- Born: March 19, 1952 (age 74) Los Angeles, California, U.S.
- Education: Art Center College of Design
- Occupations: Typographer, graphic designer

= Gerard Huerta =

American typographer and graphic designer

Gerard Huerta is an American typographer and graphic designer who designed several well-known logos, including those for HBO and AC/DC, and publication mastheads such as Time magazine and PC Magazine.

==Biography==
Huerta was born in 1952, and raised in southern California. He studied at ArtCenter College of Design in Los Angeles, majoring in illustration. Following his graduation in 1974, he moved to New York and worked at CBS Records as a staff album cover designer. In this period, he was involved in creating logos and artwork for musicians and bands such as AC/DC, Willie Nelson, Ted Nugent, Bob Dylan, Alvin Lee, and many others.
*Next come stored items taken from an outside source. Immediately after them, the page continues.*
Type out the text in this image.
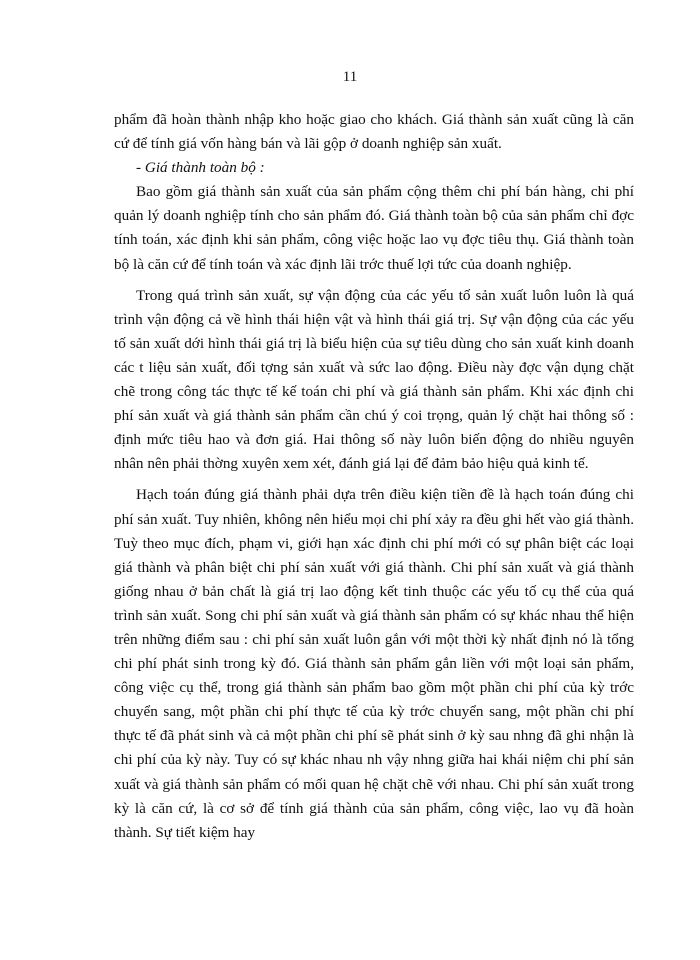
11

phẩm đã hoàn thành nhập kho hoặc giao cho khách. Giá thành sản xuất cũng là căn cứ để tính giá vốn hàng bán và lãi gộp ở doanh nghiệp sản xuất.

- Giá thành toàn bộ :

Bao gồm giá thành sản xuất của sản phẩm cộng thêm chi phí bán hàng, chi phí quản lý doanh nghiệp tính cho sản phẩm đó. Giá thành toàn bộ của sản phẩm chỉ đợc tính toán, xác định khi sản phẩm, công việc hoặc lao vụ đợc tiêu thụ. Giá thành toàn bộ là căn cứ để tính toán và xác định lãi trớc thuế lợi tức của doanh nghiệp.

Trong quá trình sản xuất, sự vận động của các yếu tố sản xuất luôn luôn là quá trình vận động cả về hình thái hiện vật và hình thái giá trị. Sự vận động của các yếu tố sản xuất dới hình thái giá trị là biểu hiện của sự tiêu dùng cho sản xuất kinh doanh các t liệu sản xuất, đối tợng sản xuất và sức lao động. Điều này đợc vận dụng chặt chẽ trong công tác thực tế kế toán chi phí và giá thành sản phẩm. Khi xác định chi phí sản xuất và giá thành sản phẩm cần chú ý coi trọng, quản lý chặt hai thông số : định mức tiêu hao và đơn giá. Hai thông số này luôn biến động do nhiều nguyên nhân nên phải thờng xuyên xem xét, đánh giá lại để đảm bảo hiệu quả kinh tế.

Hạch toán đúng giá thành phải dựa trên điều kiện tiền đề là hạch toán đúng chi phí sản xuất. Tuy nhiên, không nên hiểu mọi chi phí xảy ra đều ghi hết vào giá thành. Tuỳ theo mục đích, phạm vi, giới hạn xác định chi phí mới có sự phân biệt các loại giá thành và phân biệt chi phí sản xuất với giá thành. Chi phí sản xuất và giá thành giống nhau ở bản chất là giá trị lao động kết tinh thuộc các yếu tố cụ thể của quá trình sản xuất. Song chi phí sản xuất và giá thành sản phẩm có sự khác nhau thể hiện trên những điểm sau : chi phí sản xuất luôn gắn với một thời kỳ nhất định nó là tổng chi phí phát sinh trong kỳ đó. Giá thành sản phẩm gắn liền với một loại sản phẩm, công việc cụ thể, trong giá thành sản phẩm bao gồm một phần chi phí của kỳ trớc chuyển sang, một phần chi phí thực tế của kỳ trớc chuyển sang, một phần chi phí thực tế đã phát sinh và cả một phần chi phí sẽ phát sinh ở kỳ sau nhng đã ghi nhận là chi phí của kỳ này. Tuy có sự khác nhau nh vậy nhng giữa hai khái niệm chi phí sản xuất và giá thành sản phẩm có mối quan hệ chặt chẽ với nhau. Chi phí sản xuất trong kỳ là căn cứ, là cơ sở để tính giá thành của sản phẩm, công việc, lao vụ đã hoàn thành. Sự tiết kiệm hay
1977 logo for AC/DC by Huerta

After leaving CBS to work as an independent designer, Huerta designed lettering for AC/DC's High Voltage and Let There Be Rock albums, the latter later being adopted as the now-iconic AC/DC "lightning bolt" logo. Huerta worked on the branding for the 1980 Clint Eastwood film Bronco Billy, as well as Super Bowl XXVIII, and designed lettering for Super Bowl XXXIV and movies such as Coal Miner's Daughter, Atlantic City, and Star Trek III: The Search For Spock.

Huerta later expanded his output beyond the music recording and movie industries to design marks for Nabisco, Pepsi, the National Guitar Museum, and Swiss Army Brands, for whom he also designed watch faces. He designed the mastheads of Architectural Digest, Time, Money, People, The Atlantic Monthly, PC Magazine, Adweek, Condé Nast's Traveler, Working Mother, The American Lawyer, The National Law Journal, and the Connecticut Post. His typographic work includes corporate fonts for Time-Life, PepsiCo and Condé Nast.

Huerta also designed the stringed instrument known as The Rock Ock for the National Guitar Museum, which is on tour along with other examples of his guitar art.

His work is in the permanent collection of the Museum of Modern Art. In May 2025, the Connecticut Art Directors Club inducted Huerta into the CADC Hall of Fame.